Elisabetta Colombo, Fabrizio Bossa, e Vito Annese
A nome del comitato scientifico AIGO

La malattia di Crohn è caratterizzata da poussè di attività e periodi di remissione anche prolungati. L’obiettivo della terapia di mantenimento è di prolungare il periodo di benessere. In Italia è largamente usata la mesalazina nella terapia di mantenimento, anche in ragione della sua elevata tollerabilità. Dall’analisi comparativa di diversi studi pubblicati su questo argomento si evince che la terapia con mesalazina ha un vantaggio solo di circa il 10% rispetto a nessuna terapia. La valutazione di questi risultati è resa complicata dalla grande variabilità di comportamento della malattia in diversi individui, a seconda anche delle diverse localizzazioni, ma anche dalla diversità di dosaggio e caratteristiche delle formulazioni di mesalazina usate in questi studi.
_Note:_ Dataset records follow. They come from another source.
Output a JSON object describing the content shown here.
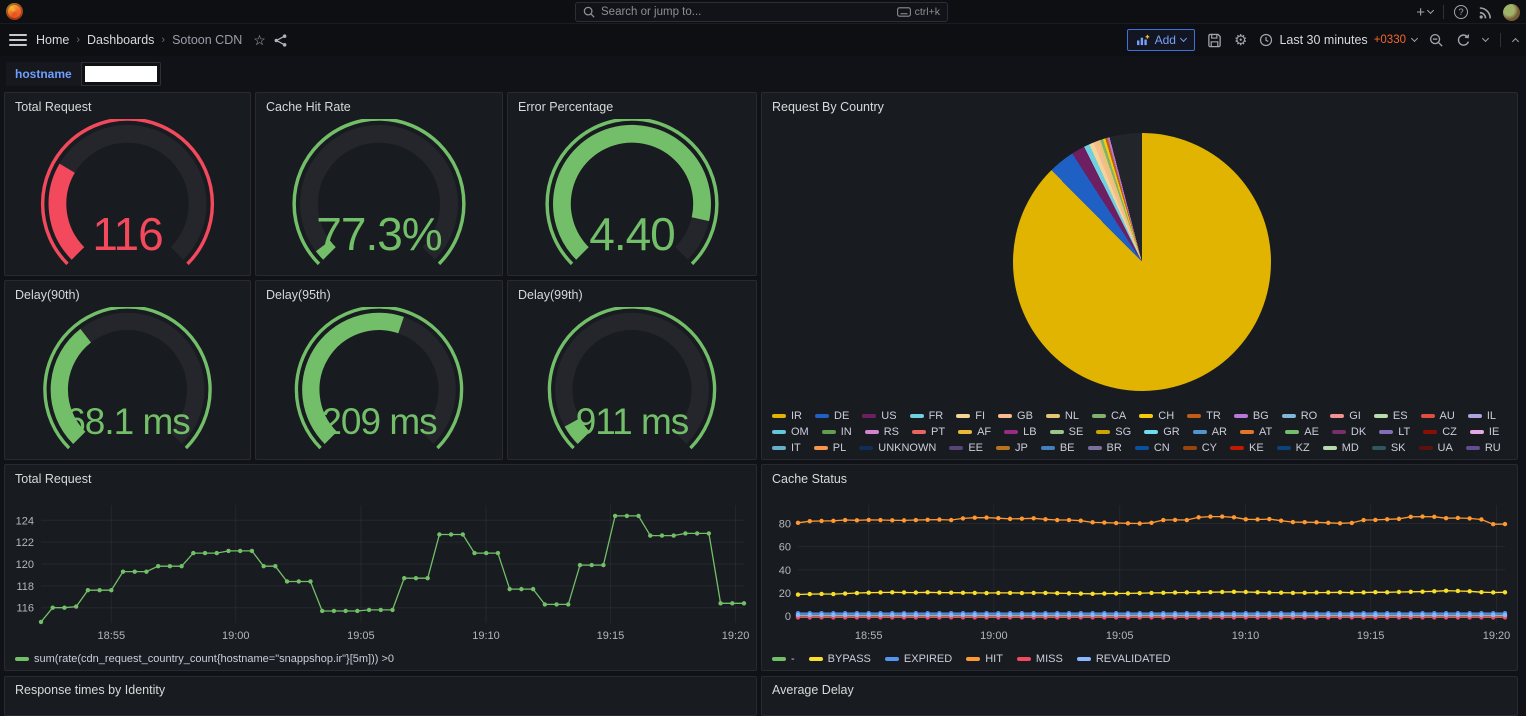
{
  "topnav": {
    "search_placeholder": "Search or jump to...",
    "search_shortcut": "ctrl+k"
  },
  "toolbar": {
    "breadcrumb": [
      "Home",
      "Dashboards",
      "Sotoon CDN"
    ],
    "add_label": "Add",
    "time_range_label": "Last 30 minutes",
    "time_zone_offset": "+0330"
  },
  "submenu": {
    "variable_label": "hostname",
    "variable_value": ""
  },
  "bottom_panels": {
    "left_title": "Response times by Identity",
    "right_title": "Average Delay"
  },
  "colors": {
    "green": "#73BF69",
    "red": "#F2495C",
    "accent_blue": "#3D71D9",
    "hit_orange": "#FF9830",
    "bypass_yellow": "#FADE2A",
    "panel_bg": "#181b1f",
    "page_bg": "#111217"
  },
  "chart_data": [
    {
      "id": "gauge-total-request",
      "type": "gauge",
      "title": "Total Request",
      "value_text": "116",
      "value": 116,
      "percent": 28,
      "color": "#F2495C"
    },
    {
      "id": "gauge-cache-hit-rate",
      "type": "gauge",
      "title": "Cache Hit Rate",
      "value_text": "77.3%",
      "value": 77.3,
      "percent": 3,
      "color": "#73BF69"
    },
    {
      "id": "gauge-error-percentage",
      "type": "gauge",
      "title": "Error Percentage",
      "value_text": "4.40",
      "value": 4.4,
      "percent": 88,
      "color": "#73BF69"
    },
    {
      "id": "gauge-delay-90th",
      "type": "gauge",
      "title": "Delay(90th)",
      "value_text": "68.1 ms",
      "value": 68.1,
      "percent": 36,
      "color": "#73BF69"
    },
    {
      "id": "gauge-delay-95th",
      "type": "gauge",
      "title": "Delay(95th)",
      "value_text": "209 ms",
      "value": 209,
      "percent": 57,
      "color": "#73BF69"
    },
    {
      "id": "gauge-delay-99th",
      "type": "gauge",
      "title": "Delay(99th)",
      "value_text": "911 ms",
      "value": 911,
      "percent": 6,
      "color": "#73BF69"
    },
    {
      "id": "pie-request-by-country",
      "type": "pie",
      "title": "Request By Country",
      "slices": [
        {
          "label": "IR",
          "color": "#E0B400",
          "pct": 87.6
        },
        {
          "label": "DE",
          "color": "#1F60C4",
          "pct": 3.3
        },
        {
          "label": "US",
          "color": "#6D1F62",
          "pct": 1.7
        },
        {
          "label": "FR",
          "color": "#6ED0E0",
          "pct": 0.7
        },
        {
          "label": "FI",
          "color": "#F4D598",
          "pct": 0.55
        },
        {
          "label": "GB",
          "color": "#F9BA8F",
          "pct": 0.5
        },
        {
          "label": "NL",
          "color": "#E5C572",
          "pct": 0.4
        },
        {
          "label": "CA",
          "color": "#7EB26D",
          "pct": 0.35
        },
        {
          "label": "CH",
          "color": "#F2CC0C",
          "pct": 0.3
        },
        {
          "label": "TR",
          "color": "#C15C17",
          "pct": 0.3
        },
        {
          "label": "BG",
          "color": "#B877D9",
          "pct": 0.25
        },
        {
          "label": "",
          "color": "#22252A",
          "pct": 4.05
        }
      ],
      "legend": [
        {
          "label": "IR",
          "color": "#E0B400"
        },
        {
          "label": "DE",
          "color": "#1F60C4"
        },
        {
          "label": "US",
          "color": "#6D1F62"
        },
        {
          "label": "FR",
          "color": "#6ED0E0"
        },
        {
          "label": "FI",
          "color": "#F4D598"
        },
        {
          "label": "GB",
          "color": "#F9BA8F"
        },
        {
          "label": "NL",
          "color": "#E5C572"
        },
        {
          "label": "CA",
          "color": "#7EB26D"
        },
        {
          "label": "CH",
          "color": "#F2CC0C"
        },
        {
          "label": "TR",
          "color": "#C15C17"
        },
        {
          "label": "BG",
          "color": "#B877D9"
        },
        {
          "label": "RO",
          "color": "#82B5D8"
        },
        {
          "label": "GI",
          "color": "#F29191"
        },
        {
          "label": "ES",
          "color": "#B7DBAB"
        },
        {
          "label": "AU",
          "color": "#E24D42"
        },
        {
          "label": "IL",
          "color": "#AEA2E0"
        },
        {
          "label": "OM",
          "color": "#65C5DB"
        },
        {
          "label": "IN",
          "color": "#629E51"
        },
        {
          "label": "RS",
          "color": "#D683CE"
        },
        {
          "label": "PT",
          "color": "#EA6460"
        },
        {
          "label": "AF",
          "color": "#EAB839"
        },
        {
          "label": "LB",
          "color": "#962D82"
        },
        {
          "label": "SE",
          "color": "#9AC48A"
        },
        {
          "label": "SG",
          "color": "#CCA300"
        },
        {
          "label": "GR",
          "color": "#70DBED"
        },
        {
          "label": "AR",
          "color": "#5195CE"
        },
        {
          "label": "AT",
          "color": "#E0752D"
        },
        {
          "label": "AE",
          "color": "#73BF69"
        },
        {
          "label": "DK",
          "color": "#75306A"
        },
        {
          "label": "LT",
          "color": "#806EB7"
        },
        {
          "label": "CZ",
          "color": "#890F02"
        },
        {
          "label": "IE",
          "color": "#E5A8E2"
        },
        {
          "label": "IT",
          "color": "#64B0C8"
        },
        {
          "label": "PL",
          "color": "#F9934E"
        },
        {
          "label": "UNKNOWN",
          "color": "#0E2F55"
        },
        {
          "label": "EE",
          "color": "#584477"
        },
        {
          "label": "JP",
          "color": "#B8741A"
        },
        {
          "label": "BE",
          "color": "#447EBC"
        },
        {
          "label": "BR",
          "color": "#7B6F9E"
        },
        {
          "label": "CN",
          "color": "#0A50A1"
        },
        {
          "label": "CY",
          "color": "#99440A"
        },
        {
          "label": "KE",
          "color": "#BF1B00"
        },
        {
          "label": "KZ",
          "color": "#0A437C"
        },
        {
          "label": "MD",
          "color": "#B7DBAB"
        },
        {
          "label": "SK",
          "color": "#2F575E"
        },
        {
          "label": "UA",
          "color": "#58140C"
        },
        {
          "label": "RU",
          "color": "#614D93"
        }
      ]
    },
    {
      "id": "ts-total-request",
      "type": "line",
      "title": "Total Request",
      "ylim": [
        114.6,
        125.4
      ],
      "yticks": [
        116,
        118,
        120,
        122,
        124
      ],
      "xticks": [
        {
          "label": "18:55",
          "f": 0.1
        },
        {
          "label": "19:00",
          "f": 0.277
        },
        {
          "label": "19:05",
          "f": 0.455
        },
        {
          "label": "19:10",
          "f": 0.633
        },
        {
          "label": "19:15",
          "f": 0.81
        },
        {
          "label": "19:20",
          "f": 0.988
        }
      ],
      "series": [
        {
          "name": "sum(rate(cdn_request_country_count{hostname=\"snappshop.ir\"}[5m])) >0",
          "color": "#73BF69",
          "values": [
            114.7,
            116.0,
            116.0,
            116.1,
            117.6,
            117.6,
            117.6,
            119.3,
            119.3,
            119.3,
            119.8,
            119.8,
            119.8,
            121.0,
            121.0,
            121.0,
            121.2,
            121.2,
            121.2,
            119.8,
            119.8,
            118.4,
            118.4,
            118.4,
            115.7,
            115.7,
            115.7,
            115.7,
            115.8,
            115.8,
            115.8,
            118.7,
            118.7,
            118.7,
            122.7,
            122.7,
            122.7,
            121.0,
            121.0,
            121.0,
            117.7,
            117.7,
            117.7,
            116.3,
            116.3,
            116.3,
            119.9,
            119.9,
            119.9,
            124.4,
            124.4,
            124.4,
            122.6,
            122.6,
            122.6,
            122.8,
            122.8,
            122.8,
            116.4,
            116.4,
            116.4
          ]
        }
      ]
    },
    {
      "id": "ts-cache-status",
      "type": "line",
      "title": "Cache Status",
      "ylim": [
        -6,
        96
      ],
      "yticks": [
        0,
        20,
        40,
        60,
        80
      ],
      "xticks": [
        {
          "label": "18:55",
          "f": 0.1
        },
        {
          "label": "19:00",
          "f": 0.277
        },
        {
          "label": "19:05",
          "f": 0.455
        },
        {
          "label": "19:10",
          "f": 0.633
        },
        {
          "label": "19:15",
          "f": 0.81
        },
        {
          "label": "19:20",
          "f": 0.988
        }
      ],
      "series": [
        {
          "name": "-",
          "color": "#73BF69",
          "flat": 0.2,
          "n": 61
        },
        {
          "name": "BYPASS",
          "color": "#FADE2A",
          "values": [
            18.6,
            19.0,
            19.1,
            19.0,
            19.4,
            19.9,
            20.2,
            20.4,
            20.5,
            20.4,
            20.3,
            20.5,
            20.3,
            20.2,
            20.1,
            20.0,
            19.9,
            20.0,
            20.0,
            19.9,
            20.0,
            20.0,
            19.8,
            19.6,
            19.4,
            19.2,
            19.4,
            19.5,
            19.6,
            19.8,
            20.0,
            20.1,
            20.3,
            20.4,
            20.4,
            20.6,
            20.8,
            21.0,
            20.8,
            20.5,
            20.3,
            20.2,
            20.0,
            20.1,
            20.3,
            20.4,
            20.5,
            20.3,
            20.4,
            20.6,
            20.5,
            20.8,
            21.0,
            21.1,
            21.4,
            21.9,
            21.7,
            21.4,
            20.6,
            20.4,
            20.5
          ]
        },
        {
          "name": "EXPIRED",
          "color": "#5794F2",
          "flat": 2.5,
          "n": 61
        },
        {
          "name": "HIT",
          "color": "#FF9830",
          "values": [
            80.6,
            82.0,
            82.2,
            82.3,
            83.0,
            82.8,
            83.1,
            83.0,
            82.8,
            82.7,
            83.0,
            83.2,
            83.4,
            83.0,
            84.4,
            85.0,
            85.1,
            84.6,
            84.0,
            84.2,
            84.5,
            83.6,
            83.0,
            83.0,
            82.4,
            81.0,
            80.8,
            80.4,
            80.2,
            80.0,
            80.6,
            83.0,
            83.1,
            83.0,
            85.4,
            86.0,
            86.0,
            85.4,
            83.6,
            83.5,
            83.8,
            82.4,
            81.2,
            81.1,
            81.0,
            80.6,
            80.2,
            80.5,
            83.0,
            83.1,
            83.6,
            84.0,
            85.8,
            86.0,
            85.8,
            84.6,
            84.8,
            84.4,
            83.5,
            79.4,
            79.5
          ]
        },
        {
          "name": "MISS",
          "color": "#F2495C",
          "flat": -1.2,
          "n": 61
        },
        {
          "name": "REVALIDATED",
          "color": "#8AB8FF",
          "flat": 0.9,
          "n": 61
        }
      ]
    }
  ]
}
Sulla base di queste considerazioni, in attesa di conferme definitive, sembra comunque prudente continuare una terapia di mantenimento con mesalazina. Un altro farmaco usato nella terapia di mantenimento è l’azatioprina, per la quale esistono concrete dimostrazioni di efficacia (vantaggio del 30-40% rispetto a nessuna terapia). D’altra parte si tratta di un farmaco che richiede un’attenta sorveglianza per i suoi effetti indesiderati, che va riservato alla terapia di mantenimento nei pazienti con forme con esordio più severo, con frequenti riaccensioni, steroido-dipendenti o steroido-resistenti oppure intolleranti o non responsivi alla mesalazina.